Further, there’s little reason to believe that the 1988 Democratic presidential primary, for instance, bears any useful lessons for how the 2016 Democratic presidential primary might unfold. These two cycles will have occurred in vastly different social/economic/political contexts, with vastly different sets of variables at work — ranging from profound changes in media, to campaign finance, to US foreign policy. I mean, the list of massive differences between American life in 1988 and 2016 is just going to be endless.

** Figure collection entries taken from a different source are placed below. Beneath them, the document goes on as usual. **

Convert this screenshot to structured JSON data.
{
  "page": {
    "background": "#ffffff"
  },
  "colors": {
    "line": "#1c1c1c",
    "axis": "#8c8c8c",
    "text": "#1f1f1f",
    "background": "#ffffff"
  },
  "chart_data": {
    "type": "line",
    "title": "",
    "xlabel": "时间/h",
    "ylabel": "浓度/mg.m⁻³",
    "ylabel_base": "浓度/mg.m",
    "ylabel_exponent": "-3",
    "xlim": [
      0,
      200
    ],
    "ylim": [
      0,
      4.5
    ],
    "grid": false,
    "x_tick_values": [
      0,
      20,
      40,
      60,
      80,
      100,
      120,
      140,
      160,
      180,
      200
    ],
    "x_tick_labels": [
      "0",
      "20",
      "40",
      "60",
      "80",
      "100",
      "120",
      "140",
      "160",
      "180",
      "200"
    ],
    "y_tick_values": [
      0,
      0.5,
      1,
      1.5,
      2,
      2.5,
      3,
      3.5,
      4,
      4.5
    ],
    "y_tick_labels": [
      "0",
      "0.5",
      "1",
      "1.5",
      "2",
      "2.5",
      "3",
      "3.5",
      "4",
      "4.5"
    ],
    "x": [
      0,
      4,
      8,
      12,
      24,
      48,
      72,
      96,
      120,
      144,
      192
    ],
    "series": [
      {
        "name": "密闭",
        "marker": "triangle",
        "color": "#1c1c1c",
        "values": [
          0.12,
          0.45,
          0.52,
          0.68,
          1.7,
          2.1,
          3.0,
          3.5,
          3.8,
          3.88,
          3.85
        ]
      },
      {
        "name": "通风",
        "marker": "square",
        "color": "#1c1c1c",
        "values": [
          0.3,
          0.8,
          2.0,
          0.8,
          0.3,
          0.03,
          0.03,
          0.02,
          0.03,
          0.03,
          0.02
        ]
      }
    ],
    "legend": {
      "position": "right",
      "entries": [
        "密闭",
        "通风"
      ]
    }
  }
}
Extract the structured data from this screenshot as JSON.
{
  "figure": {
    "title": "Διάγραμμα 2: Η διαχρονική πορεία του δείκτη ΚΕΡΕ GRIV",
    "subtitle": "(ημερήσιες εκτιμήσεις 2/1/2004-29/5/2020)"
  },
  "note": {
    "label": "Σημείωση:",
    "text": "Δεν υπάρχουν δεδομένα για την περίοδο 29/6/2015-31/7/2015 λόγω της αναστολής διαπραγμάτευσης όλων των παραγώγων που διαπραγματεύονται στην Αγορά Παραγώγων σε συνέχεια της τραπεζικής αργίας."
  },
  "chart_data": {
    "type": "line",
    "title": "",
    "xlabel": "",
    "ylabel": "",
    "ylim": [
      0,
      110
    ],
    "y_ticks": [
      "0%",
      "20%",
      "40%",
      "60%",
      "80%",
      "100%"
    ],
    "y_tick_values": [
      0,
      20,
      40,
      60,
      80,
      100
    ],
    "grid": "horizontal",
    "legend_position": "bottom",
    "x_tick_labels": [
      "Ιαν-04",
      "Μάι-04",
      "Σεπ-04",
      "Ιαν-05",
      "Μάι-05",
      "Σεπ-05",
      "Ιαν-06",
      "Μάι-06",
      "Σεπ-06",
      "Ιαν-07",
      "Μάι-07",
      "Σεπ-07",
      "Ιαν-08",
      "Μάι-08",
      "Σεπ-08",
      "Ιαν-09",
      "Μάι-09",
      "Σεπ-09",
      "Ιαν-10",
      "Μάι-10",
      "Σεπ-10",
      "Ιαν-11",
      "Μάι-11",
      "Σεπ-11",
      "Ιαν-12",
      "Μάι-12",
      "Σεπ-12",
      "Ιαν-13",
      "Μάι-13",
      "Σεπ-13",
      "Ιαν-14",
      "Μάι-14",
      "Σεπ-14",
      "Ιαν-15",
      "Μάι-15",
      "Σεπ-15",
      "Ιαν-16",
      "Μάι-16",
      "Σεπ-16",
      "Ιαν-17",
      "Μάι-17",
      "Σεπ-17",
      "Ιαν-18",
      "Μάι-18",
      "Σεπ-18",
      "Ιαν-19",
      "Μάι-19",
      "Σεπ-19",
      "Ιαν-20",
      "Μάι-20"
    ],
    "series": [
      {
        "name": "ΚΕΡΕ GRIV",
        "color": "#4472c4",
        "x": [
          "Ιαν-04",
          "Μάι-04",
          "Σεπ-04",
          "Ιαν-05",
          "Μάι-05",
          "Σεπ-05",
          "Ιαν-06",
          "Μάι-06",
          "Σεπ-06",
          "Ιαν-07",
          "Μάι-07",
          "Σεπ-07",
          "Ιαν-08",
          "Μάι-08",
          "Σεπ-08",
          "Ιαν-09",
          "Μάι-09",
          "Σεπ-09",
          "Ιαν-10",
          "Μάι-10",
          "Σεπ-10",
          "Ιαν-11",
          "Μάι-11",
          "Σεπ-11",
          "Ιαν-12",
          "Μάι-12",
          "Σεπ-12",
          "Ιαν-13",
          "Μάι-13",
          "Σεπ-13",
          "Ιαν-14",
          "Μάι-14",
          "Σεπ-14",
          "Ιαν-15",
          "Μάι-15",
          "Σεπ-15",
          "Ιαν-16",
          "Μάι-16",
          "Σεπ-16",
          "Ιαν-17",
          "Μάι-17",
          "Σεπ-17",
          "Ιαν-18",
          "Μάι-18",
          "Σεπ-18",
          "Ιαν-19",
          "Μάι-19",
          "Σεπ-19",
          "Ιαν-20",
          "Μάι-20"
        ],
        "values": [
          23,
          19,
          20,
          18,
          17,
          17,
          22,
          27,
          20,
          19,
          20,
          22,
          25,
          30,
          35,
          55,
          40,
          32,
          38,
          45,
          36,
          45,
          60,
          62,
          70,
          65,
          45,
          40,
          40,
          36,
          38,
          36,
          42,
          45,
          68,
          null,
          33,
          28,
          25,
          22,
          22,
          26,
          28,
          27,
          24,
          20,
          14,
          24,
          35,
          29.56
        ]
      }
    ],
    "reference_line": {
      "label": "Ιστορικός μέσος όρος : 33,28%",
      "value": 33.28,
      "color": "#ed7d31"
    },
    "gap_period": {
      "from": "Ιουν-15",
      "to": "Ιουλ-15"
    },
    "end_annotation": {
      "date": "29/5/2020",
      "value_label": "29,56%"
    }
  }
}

So the sample size here is pathetically small. We’ve only had one cycle during which the post-Citizens United framework was tested, that being the 2012 GOP primaries. You might recall that Sheldon Adelson bought Newt Gingrich a victory in the South Carolina primary that year. Prior to Sheldon’s sordid coup, pundits constantly repeated the mantra that the winner of the South Carolina primary always dictates the winner of the GOP presidential nomination. You also might recall that Mitt Romney won the the GOP presidential nomination that year.

Just to hammer the point home: we have zero precedent for how a Democratic presidential primary might function in a post-Citizens United framework. We literally have no idea how it is going to play out, because there is no precedent to which we can refer. All the “dark money” sloshing around is going to make things FAR, FAR more unpredictable than fatalistic pundits now suppose. That’s what I think, anyway.

Then there’s the more intangible reason why these sighs and eye-rolls are unwarranted: politics in the United States changes at a break-neck speed. Think of biennial elections from the period of 2004 to 2014. In 2004, the country re-elected War President George W. Bush, likely one of the worst presidents in history. Two years later, they tired of the Iraq War, and tossed the GOP out of Congress. (In hindsight, that feat was all the more remarkable, given how strongly midterm electorates tend to structurally favor Republicans.)

Then two years later, a guy named Barack Hussein Obama was elected in a landslide. Two years after that, the GOP swept back into power in a manner not seen since 1938. Two years after that, Obama got re-elected in a very weird way — incumbent presidents don’t generally win by¬†lesser margins than they received the first time. And we are still working through last week’s bizarre results.

You can’t predict what’s going to happen in the 2016 Iowa caucus, so stop pretending. People forget that Ron Paul — yes, kooky old Ron Paul — actually led the polls in Iowa shortly before the 2012 GOP caucus. He nearly won the Iowa caucus! Ron Paul! The man who pundits loathed so much that they could barely utter his name for years, and who was associated largely with hyper-committed internet trolls.

You didn’t predict Occupy Wall Street. You didn’t predict the 2008 financial crisis. You didn’t predict that Al Franken would be last week’s biggest Democratic winner, or that the Fox News personality-turned-GOP governor of Ohio would somehow win by 31 points, or that Ted Cruz would be the presidential front-runner. You don’t know squat. So stop making stupid predictions!